Under 1mg of iodine should be safe to boost thyroid (I think it was said in a recent interview with Peat). High amounts will supress the thyroid.

 

[LeeLemonoil]

An ovni:

Etheric biology

Several observations made during the course of studies on stealth-adapted viruses are explainable by a pervasive, energy-rich, ether environment. Acti…

www.sciencedirect.com

Highly interesting. Maybe that’s why seaweed is high in iodine and why the ancestors of Mitos were iodine dependent

 

[Sitaruîm]

I'm fairly young, mid 20s, and my backyard was full of frogs in the summer. I had fun collecting as many as I could in a bucket, they were huge!

 

[MyUsernameHere]

Iodine sounds good to me on paper. It improves my sleep and skin quality, but by every other marker (TSH increasing, hair thinning, nail skin disconnecting and receding) I become more hypothyroid when I take Lugol's doses. Perplexing.

 

[Sitaruîm]

Iodine sounds good to me on paper. It improves my sleep and skin quality, but by every other marker (TSH increasing, hair thinning, nail skin disconnecting and receding) I become more hypothyroid when I take Lugol's doses. Perplexing.

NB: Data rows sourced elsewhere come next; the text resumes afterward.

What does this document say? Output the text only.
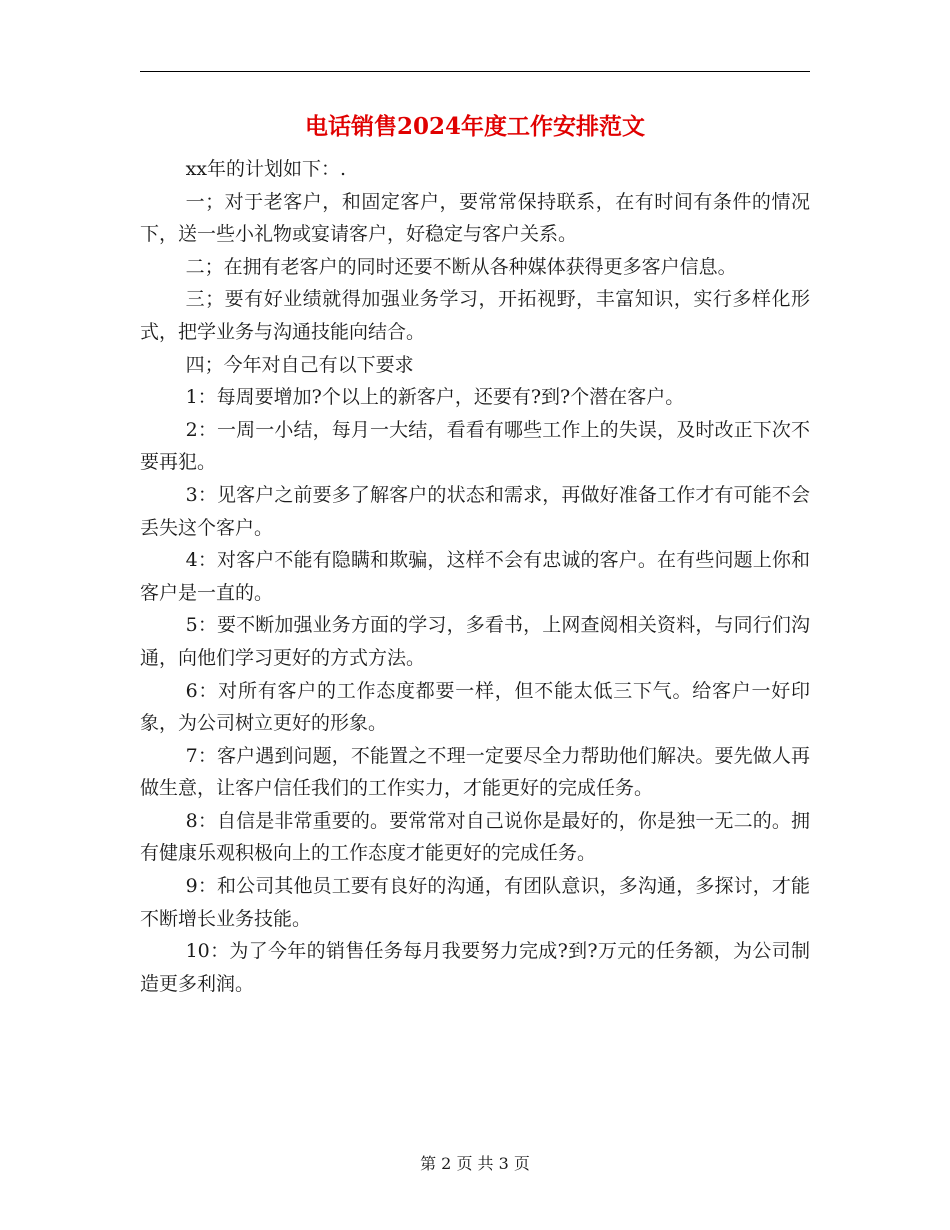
电话销售2024年度工作安排范文

xx年的计划如下：.

一；对于老客户，和固定客户，要常常保持联系，在有时间有条件的情况下，送一些小礼物或宴请客户，好稳定与客户关系。

二；在拥有老客户的同时还要不断从各种媒体获得更多客户信息。

三；要有好业绩就得加强业务学习，开拓视野，丰富知识，实行多样化形式，把学业务与沟通技能向结合。

四；今年对自己有以下要求

1：每周要增加?个以上的新客户，还要有?到?个潜在客户。

2：一周一小结，每月一大结，看看有哪些工作上的失误，及时改正下次不要再犯。

3：见客户之前要多了解客户的状态和需求，再做好准备工作才有可能不会丢失这个客户。

4：对客户不能有隐瞒和欺骗，这样不会有忠诚的客户。在有些问题上你和客户是一直的。

5：要不断加强业务方面的学习，多看书，上网查阅相关资料，与同行们沟通，向他们学习更好的方式方法。

6：对所有客户的工作态度都要一样，但不能太低三下气。给客户一好印象，为公司树立更好的形象。

7：客户遇到问题，不能置之不理一定要尽全力帮助他们解决。要先做人再做生意，让客户信任我们的工作实力，才能更好的完成任务。

8：自信是非常重要的。要常常对自己说你是最好的，你是独一无二的。拥有健康乐观积极向上的工作态度才能更好的完成任务。

9：和公司其他员工要有良好的沟通，有团队意识，多沟通，多探讨，才能不断增长业务技能。

10：为了今年的销售任务每月我要努力完成?到?万元的任务额，为公司制造更多利润。

第 2 页 共 3 页
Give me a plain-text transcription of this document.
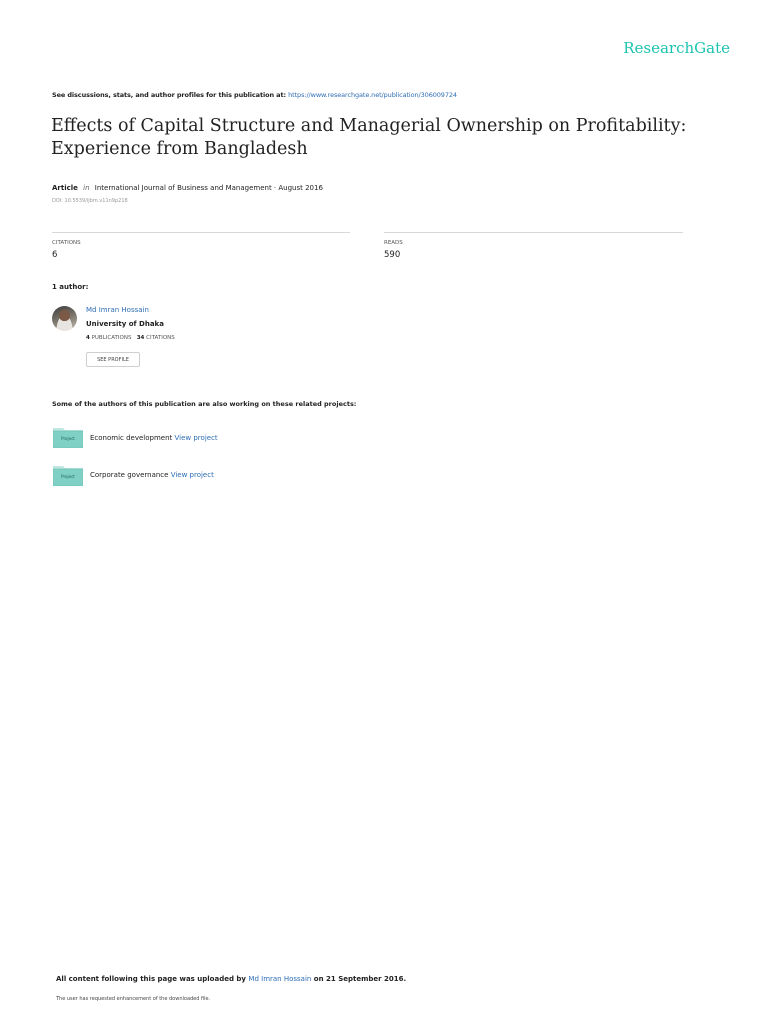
ResearchGate
See discussions, stats, and author profiles for this publication at: https://www.researchgate.net/publication/306009724
Effects of Capital Structure and Managerial Ownership on Profitability: Experience from Bangladesh
Article in International Journal of Business and Management · August 2016
DOI: 10.5539/ijbm.v11n9p218
CITATIONS
6
READS
590
1 author:
Md Imran Hossain
University of Dhaka
4 PUBLICATIONS 34 CITATIONS
SEE PROFILE
Some of the authors of this publication are also working on these related projects:
Project	Economic development View project
Project	Corporate governance View project
All content following this page was uploaded by Md Imran Hossain on 21 September 2016.
The user has requested enhancement of the downloaded file.
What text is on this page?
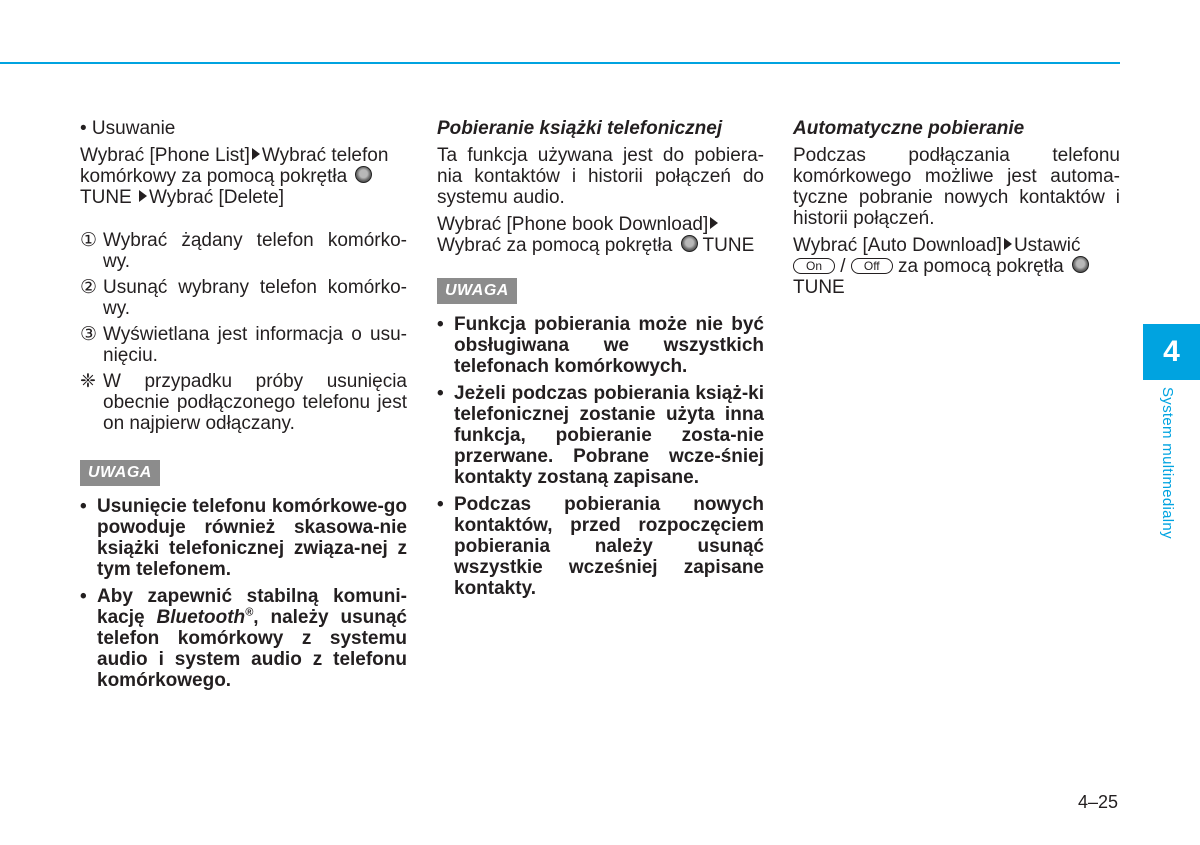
• Usuwanie

Wybrać [Phone List] Wybrać telefon komórkowy za pomocą pokrętła
TUNE Wybrać [Delete]

① Wybrać żądany telefon komórko-wy.
② Usunąć wybrany telefon komórko-wy.
③ Wyświetlana jest informacja o usu-nięciu.
❈ W przypadku próby usunięcia obecnie podłączonego telefonu jest on najpierw odłączany.
UWAGA
• Usunięcie telefonu komórkowe-go powoduje również skasowa-nie książki telefonicznej związa-nej z tym telefonem.
• Aby zapewnić stabilną komuni-kację Bluetooth®, należy usunąć telefon komórkowy z systemu audio i system audio z telefonu komórkowego.
Pobieranie książki telefonicznej

Ta funkcja używana jest do pobiera-nia kontaktów i historii połączeń do systemu audio.

Wybrać [Phone book Download]
Wybrać za pomocą pokrętła TUNE

UWAGA
• Funkcja pobierania może nie być obsługiwana we wszystkich telefonach komórkowych.
• Jeżeli podczas pobierania książ-ki telefonicznej zostanie użyta inna funkcja, pobieranie zosta-nie przerwane. Pobrane wcze-śniej kontakty zostaną zapisane.
• Podczas pobierania nowych kontaktów, przed rozpoczęciem pobierania należy usunąć wszystkie wcześniej zapisane kontakty.
Automatyczne pobieranie

Podczas podłączania telefonu komórkowego możliwe jest automa-tyczne pobranie nowych kontaktów i historii połączeń.

Wybrać [Auto Download] Ustawić
On / Off za pomocą pokrętła
TUNE

4
System multimedialny
4–25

How do you use iodine? I was thinking of using a tiny bit of Lugol's to brush my teeth as it is supposed to help with bleeding gums. Would you say that my body will assimilate non negligible amounts of it this way?

 

[TheSir]

Iodine sounds good to me on paper. It improves my sleep and skin quality, but by every other marker (TSH increasing, hair thinning, nail skin disconnecting and receding) I become more hypothyroid when I take Lugol's doses. Perplexing.

Perhaps it is revealing a pre-existing deficiency of one nutrient or another?